Accumulated depreciation is the total of all depreciation that has been charged to existing fixed assets such as equipment and buildings. There can be hidden value in stocks that have a business financial ratio analysis calculator lot of fully depreciated buildings. Companies like to depreciate assets as quickly as possible to get the tax savings, so the balance sheet may not state the true value of fixed assets.
Contra revenue account
There are four key types of contra accounts—contra asset, contra liability, contra equity, and contra revenue. Contra assets decrease the balance of a fixed or capital asset, carrying a credit balance. Contra liabilities reduce liability accounts and carry a debit balance. Contra equity accounts carry a debit balance and reduce equity accounts. Contra revenue accounts reduce revenue accounts and have a debit balance. A contra account offsets the balance in another, related account with which it is paired.
Is Treasury Stock a Contra Account?
Still, it is important when possible to consider how the net accounts are calculated and be wary of companies that are reporting a ton of bad debts. Revenue is an income statement account, but it flows through to the equity section of retained earnings as well. Any products that are sold at a discount or returns are deducted from gross revenue to produce net revenue as the top line on the income statement. Regardless of that, allowance for receivables accounts will exist for all companies that have account receivable balances.

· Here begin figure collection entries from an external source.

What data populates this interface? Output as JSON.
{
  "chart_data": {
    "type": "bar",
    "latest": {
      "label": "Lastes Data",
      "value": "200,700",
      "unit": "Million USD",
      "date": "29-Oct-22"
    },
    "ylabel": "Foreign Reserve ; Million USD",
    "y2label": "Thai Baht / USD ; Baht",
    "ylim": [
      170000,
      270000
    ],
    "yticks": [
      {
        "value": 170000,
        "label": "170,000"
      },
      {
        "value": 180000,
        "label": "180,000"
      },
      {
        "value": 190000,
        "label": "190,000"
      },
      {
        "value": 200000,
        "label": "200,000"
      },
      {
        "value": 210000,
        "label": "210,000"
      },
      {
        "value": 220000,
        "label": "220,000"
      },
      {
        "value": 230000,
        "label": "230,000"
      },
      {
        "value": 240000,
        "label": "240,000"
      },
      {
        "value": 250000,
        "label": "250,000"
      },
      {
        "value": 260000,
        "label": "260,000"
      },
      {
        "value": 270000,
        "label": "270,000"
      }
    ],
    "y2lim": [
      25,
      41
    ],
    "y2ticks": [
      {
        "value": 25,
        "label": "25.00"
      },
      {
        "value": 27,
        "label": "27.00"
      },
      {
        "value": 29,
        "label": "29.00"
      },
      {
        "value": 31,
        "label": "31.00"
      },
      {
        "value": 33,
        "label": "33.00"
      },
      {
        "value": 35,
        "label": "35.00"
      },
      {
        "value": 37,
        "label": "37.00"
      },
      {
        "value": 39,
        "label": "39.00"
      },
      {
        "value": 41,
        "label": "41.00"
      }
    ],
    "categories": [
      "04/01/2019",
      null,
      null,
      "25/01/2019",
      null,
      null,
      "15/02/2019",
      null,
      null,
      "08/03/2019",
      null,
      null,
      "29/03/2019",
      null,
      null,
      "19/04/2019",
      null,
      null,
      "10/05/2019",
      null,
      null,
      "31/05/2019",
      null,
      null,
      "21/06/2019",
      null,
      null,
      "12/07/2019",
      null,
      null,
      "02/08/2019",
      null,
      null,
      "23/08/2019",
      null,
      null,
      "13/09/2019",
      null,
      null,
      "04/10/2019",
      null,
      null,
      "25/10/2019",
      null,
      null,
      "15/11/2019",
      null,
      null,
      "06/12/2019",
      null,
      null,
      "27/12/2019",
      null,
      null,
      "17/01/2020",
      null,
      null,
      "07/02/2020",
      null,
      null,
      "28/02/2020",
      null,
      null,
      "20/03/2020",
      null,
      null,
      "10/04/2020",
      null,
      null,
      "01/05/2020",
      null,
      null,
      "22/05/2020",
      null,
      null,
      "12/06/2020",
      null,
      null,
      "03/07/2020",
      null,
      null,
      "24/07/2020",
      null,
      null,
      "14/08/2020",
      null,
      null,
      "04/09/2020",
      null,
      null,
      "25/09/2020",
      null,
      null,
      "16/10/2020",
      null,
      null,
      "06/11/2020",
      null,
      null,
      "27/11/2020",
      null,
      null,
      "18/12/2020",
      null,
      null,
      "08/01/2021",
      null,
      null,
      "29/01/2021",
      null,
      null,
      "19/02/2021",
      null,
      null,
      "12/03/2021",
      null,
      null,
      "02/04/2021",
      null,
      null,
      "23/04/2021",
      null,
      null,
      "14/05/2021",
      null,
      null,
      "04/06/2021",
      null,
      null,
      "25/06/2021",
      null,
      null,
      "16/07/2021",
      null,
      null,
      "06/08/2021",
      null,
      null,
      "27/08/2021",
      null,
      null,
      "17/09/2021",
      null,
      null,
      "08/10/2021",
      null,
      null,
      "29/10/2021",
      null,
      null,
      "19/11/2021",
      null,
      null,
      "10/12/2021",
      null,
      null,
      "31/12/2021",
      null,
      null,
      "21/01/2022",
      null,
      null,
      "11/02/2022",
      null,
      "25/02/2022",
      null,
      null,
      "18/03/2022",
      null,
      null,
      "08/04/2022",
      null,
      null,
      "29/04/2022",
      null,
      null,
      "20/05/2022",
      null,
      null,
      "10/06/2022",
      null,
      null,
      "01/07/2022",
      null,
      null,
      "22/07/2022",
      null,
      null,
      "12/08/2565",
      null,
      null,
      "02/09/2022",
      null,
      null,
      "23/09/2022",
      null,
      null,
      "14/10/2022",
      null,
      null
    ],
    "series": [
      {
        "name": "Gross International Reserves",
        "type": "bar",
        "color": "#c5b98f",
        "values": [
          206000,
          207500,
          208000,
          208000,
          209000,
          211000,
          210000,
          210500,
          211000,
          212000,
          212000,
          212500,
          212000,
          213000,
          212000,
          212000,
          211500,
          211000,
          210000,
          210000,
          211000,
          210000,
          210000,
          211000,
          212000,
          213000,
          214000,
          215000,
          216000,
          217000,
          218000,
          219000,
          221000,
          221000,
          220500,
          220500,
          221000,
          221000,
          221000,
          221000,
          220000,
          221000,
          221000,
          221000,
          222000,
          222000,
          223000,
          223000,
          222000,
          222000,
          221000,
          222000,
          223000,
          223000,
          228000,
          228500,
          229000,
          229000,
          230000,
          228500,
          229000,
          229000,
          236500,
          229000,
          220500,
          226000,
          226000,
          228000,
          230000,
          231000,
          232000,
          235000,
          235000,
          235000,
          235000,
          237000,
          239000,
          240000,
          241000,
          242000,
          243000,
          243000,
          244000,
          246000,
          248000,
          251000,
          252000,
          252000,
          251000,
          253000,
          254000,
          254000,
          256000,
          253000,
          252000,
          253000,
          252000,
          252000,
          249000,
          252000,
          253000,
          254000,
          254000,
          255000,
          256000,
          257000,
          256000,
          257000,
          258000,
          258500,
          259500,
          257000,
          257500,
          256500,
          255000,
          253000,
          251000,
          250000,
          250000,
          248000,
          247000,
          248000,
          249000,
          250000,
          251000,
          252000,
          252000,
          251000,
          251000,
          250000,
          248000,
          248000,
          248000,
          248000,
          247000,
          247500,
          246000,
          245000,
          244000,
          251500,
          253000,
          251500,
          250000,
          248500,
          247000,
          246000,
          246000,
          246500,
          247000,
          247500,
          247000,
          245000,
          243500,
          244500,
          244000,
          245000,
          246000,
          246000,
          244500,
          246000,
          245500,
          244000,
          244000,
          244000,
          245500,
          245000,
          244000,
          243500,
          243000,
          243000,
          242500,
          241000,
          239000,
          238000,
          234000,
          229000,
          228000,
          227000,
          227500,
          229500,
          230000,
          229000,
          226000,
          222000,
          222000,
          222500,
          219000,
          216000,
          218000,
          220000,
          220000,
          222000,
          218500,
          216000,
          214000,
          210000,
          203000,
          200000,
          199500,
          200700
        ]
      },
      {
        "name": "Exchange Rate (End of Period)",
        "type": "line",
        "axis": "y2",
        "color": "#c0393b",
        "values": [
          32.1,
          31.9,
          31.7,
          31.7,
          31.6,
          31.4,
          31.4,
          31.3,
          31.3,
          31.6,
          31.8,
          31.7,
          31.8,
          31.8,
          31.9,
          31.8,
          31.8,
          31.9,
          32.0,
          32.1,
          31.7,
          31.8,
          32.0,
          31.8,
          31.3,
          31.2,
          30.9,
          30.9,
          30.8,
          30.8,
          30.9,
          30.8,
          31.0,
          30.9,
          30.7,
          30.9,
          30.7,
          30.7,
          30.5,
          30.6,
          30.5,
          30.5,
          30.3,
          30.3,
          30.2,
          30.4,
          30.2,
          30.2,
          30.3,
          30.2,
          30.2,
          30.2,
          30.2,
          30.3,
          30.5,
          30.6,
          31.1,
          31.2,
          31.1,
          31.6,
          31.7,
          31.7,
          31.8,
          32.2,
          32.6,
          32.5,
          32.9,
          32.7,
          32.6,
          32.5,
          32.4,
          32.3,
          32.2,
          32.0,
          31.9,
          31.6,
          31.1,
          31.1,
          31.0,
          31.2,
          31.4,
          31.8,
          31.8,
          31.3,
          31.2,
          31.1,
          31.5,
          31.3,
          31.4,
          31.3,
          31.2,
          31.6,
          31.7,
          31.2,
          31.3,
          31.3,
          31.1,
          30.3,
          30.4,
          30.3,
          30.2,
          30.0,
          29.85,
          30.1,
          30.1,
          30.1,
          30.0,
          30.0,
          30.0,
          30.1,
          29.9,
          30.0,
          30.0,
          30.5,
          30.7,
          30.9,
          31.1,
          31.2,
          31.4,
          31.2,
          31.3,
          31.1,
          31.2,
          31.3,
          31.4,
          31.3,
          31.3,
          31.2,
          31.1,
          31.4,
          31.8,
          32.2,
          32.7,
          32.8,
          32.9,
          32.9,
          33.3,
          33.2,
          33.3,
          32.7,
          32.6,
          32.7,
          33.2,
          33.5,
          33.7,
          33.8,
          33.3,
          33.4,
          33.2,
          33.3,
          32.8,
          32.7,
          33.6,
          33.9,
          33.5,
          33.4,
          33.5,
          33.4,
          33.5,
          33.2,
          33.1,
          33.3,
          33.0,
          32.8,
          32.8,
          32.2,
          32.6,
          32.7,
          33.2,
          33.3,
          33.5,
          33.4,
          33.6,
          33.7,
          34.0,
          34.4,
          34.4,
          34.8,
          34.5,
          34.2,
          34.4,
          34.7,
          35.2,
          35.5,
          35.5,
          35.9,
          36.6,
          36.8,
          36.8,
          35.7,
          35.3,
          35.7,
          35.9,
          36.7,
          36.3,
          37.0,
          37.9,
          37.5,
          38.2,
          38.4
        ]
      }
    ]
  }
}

The accumulated depreciation account plays a vital role in representing the accurate value of an asset in the financial statements. In essence, contra-asset accounts have a negative balance while other asset accounts have a positive balance. Both of these accounts offset each other to represent a net balance on a company’s balance sheet.
Specifically, it is contra to shareholders’ equity because it decreases the total shareholders’ equity on the balance sheet. Contra asset accounts provide business owners with the true value of certain asset accounts. For example, let’s say your accounts receivable balance is currently $11,500, but you’re not entirely sure that you’ll be able to collect the entire balance due. Contra accounts are used to reduce the value of the original account directly to keep financial accounting records clean.
Contra accounts exist when the account reported on the balance sheet needs to be reduced by a different account to show its true value. The balance sheet will show a gross fixed assets value, a contra account value for accumulated depreciation, and a net value. All three values can be useful for investors depending on what they’re looking for.